Perceptions, Political Behavior, Polarization, and Welfare Attitudes (with Rob Franzese)

In democratic, multicultural, and pluralistic modern societies in which a variety of political views coexist and are freely expressed in social media, news, and party discourses, people can feel that their world view and lifestyle are threatened by political opinions that are different from theirs. Increasing tension can lead to radicalization, extremism in political attitudes, passionate partisanship, and entrenchment of groups in different poles of the political and ideological spectrum. This project investigates those trends from two perspectives.

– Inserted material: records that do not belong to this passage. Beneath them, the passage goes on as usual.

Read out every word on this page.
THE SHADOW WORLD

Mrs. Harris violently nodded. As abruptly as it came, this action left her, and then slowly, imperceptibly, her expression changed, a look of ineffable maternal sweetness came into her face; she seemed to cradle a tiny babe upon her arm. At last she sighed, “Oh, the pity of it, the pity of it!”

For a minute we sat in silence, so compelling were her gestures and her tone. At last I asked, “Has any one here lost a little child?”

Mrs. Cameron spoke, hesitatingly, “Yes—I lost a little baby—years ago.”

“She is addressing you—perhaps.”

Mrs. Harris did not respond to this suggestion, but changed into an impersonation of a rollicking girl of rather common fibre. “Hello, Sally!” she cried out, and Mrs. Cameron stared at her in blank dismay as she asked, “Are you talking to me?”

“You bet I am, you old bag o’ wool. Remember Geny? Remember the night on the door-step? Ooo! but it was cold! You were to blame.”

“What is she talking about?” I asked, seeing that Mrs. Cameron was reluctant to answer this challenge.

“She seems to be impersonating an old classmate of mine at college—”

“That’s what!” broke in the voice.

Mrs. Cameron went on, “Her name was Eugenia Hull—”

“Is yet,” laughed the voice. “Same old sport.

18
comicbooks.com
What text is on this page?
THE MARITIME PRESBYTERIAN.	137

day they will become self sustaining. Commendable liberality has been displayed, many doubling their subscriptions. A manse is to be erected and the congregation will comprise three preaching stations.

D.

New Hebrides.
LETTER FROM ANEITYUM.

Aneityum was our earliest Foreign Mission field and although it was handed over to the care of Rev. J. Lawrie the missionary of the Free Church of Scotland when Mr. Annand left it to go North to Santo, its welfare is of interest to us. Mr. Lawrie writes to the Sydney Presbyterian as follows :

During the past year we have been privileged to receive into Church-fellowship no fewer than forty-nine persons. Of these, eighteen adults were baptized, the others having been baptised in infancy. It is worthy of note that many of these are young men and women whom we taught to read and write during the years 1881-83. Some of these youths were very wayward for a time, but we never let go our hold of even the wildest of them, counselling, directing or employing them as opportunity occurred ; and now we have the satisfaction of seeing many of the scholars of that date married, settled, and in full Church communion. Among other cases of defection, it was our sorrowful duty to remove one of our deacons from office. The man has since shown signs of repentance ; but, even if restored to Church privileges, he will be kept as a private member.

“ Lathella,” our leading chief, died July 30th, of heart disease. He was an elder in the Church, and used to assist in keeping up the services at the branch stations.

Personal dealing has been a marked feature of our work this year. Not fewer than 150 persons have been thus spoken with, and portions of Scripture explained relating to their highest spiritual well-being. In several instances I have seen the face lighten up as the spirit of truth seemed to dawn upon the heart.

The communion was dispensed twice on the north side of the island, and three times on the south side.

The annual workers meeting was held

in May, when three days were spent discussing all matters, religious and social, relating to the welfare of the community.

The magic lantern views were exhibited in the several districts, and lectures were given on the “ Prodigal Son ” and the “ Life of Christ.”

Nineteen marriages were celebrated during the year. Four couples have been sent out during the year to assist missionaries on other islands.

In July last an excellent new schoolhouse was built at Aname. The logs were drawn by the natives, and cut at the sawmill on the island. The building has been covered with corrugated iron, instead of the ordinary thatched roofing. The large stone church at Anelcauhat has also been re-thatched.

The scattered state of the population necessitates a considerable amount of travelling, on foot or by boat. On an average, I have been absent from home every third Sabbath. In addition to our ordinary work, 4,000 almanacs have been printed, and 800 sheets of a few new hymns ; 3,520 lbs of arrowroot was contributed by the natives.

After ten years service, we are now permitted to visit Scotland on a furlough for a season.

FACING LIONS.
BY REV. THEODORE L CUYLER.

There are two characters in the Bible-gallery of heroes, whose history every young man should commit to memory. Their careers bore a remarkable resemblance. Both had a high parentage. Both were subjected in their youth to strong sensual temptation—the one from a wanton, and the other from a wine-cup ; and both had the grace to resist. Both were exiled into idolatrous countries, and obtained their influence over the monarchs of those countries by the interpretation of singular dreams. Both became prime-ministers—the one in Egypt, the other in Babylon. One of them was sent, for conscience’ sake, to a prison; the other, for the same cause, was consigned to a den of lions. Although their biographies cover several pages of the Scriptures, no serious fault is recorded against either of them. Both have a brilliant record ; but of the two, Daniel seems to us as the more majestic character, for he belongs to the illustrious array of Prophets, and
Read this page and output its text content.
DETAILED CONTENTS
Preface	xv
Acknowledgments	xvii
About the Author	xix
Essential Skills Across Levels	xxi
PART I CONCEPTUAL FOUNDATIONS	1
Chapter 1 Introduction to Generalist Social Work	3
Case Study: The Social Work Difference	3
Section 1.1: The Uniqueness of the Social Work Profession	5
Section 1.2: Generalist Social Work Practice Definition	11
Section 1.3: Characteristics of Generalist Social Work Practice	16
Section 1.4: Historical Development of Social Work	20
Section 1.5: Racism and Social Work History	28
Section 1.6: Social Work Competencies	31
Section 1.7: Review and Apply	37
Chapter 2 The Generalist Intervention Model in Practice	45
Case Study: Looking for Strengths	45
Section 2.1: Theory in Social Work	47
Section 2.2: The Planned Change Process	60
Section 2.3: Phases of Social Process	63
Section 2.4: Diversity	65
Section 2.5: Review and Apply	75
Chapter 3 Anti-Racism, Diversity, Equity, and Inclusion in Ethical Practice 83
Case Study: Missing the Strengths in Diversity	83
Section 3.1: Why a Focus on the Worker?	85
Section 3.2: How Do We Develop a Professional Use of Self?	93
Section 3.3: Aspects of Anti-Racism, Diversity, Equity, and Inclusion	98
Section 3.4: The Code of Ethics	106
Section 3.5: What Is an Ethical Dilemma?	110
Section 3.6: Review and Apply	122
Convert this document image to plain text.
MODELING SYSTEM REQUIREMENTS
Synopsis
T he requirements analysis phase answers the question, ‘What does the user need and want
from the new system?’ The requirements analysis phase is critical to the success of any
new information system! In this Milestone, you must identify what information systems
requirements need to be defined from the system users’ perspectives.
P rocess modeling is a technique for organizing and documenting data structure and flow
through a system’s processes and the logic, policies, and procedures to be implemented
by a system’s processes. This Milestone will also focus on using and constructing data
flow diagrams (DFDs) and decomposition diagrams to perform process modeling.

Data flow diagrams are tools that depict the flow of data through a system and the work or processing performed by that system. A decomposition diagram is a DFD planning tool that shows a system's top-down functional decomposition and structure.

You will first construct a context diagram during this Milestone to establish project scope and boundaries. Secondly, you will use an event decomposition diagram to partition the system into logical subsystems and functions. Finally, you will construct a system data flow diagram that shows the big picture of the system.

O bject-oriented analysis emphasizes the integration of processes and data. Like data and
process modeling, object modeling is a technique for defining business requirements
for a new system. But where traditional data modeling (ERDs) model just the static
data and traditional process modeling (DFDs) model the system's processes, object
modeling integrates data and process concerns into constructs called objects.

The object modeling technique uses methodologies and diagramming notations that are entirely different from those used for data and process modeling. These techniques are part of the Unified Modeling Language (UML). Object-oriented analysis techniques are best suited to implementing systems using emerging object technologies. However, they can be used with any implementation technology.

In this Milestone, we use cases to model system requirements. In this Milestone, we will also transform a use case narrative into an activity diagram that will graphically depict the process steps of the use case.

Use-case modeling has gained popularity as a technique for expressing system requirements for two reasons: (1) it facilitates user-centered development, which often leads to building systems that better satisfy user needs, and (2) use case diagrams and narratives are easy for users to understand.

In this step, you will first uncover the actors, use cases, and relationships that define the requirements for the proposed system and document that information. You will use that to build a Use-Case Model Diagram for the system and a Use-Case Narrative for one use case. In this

First, the project investigates how individuals’ material conditions are connected to their perceptions about the socioeconomic environment, including the state of the economy, unemployment, and other social groups, and how those perceptions are connected, by its turn, to political preferences.

Second, political leaders can take advantage of tensions in voters’ preferences to gain electoral support. We use unsupervised learning methods to investigate latent subpopulations that are more easily targeted by those politicians. Ultimately, we seek to understand why socioeconomic-position-dependent perceptions about the socioeconomic environment make some individuals but not others more susceptible to certain populist ‘otherizing’ appeals.

Here is some current work in progress:

  • Perceptions and Polarization of Public Opinion
  • Latent Polarization in Welfare Attitudes in OECD countries.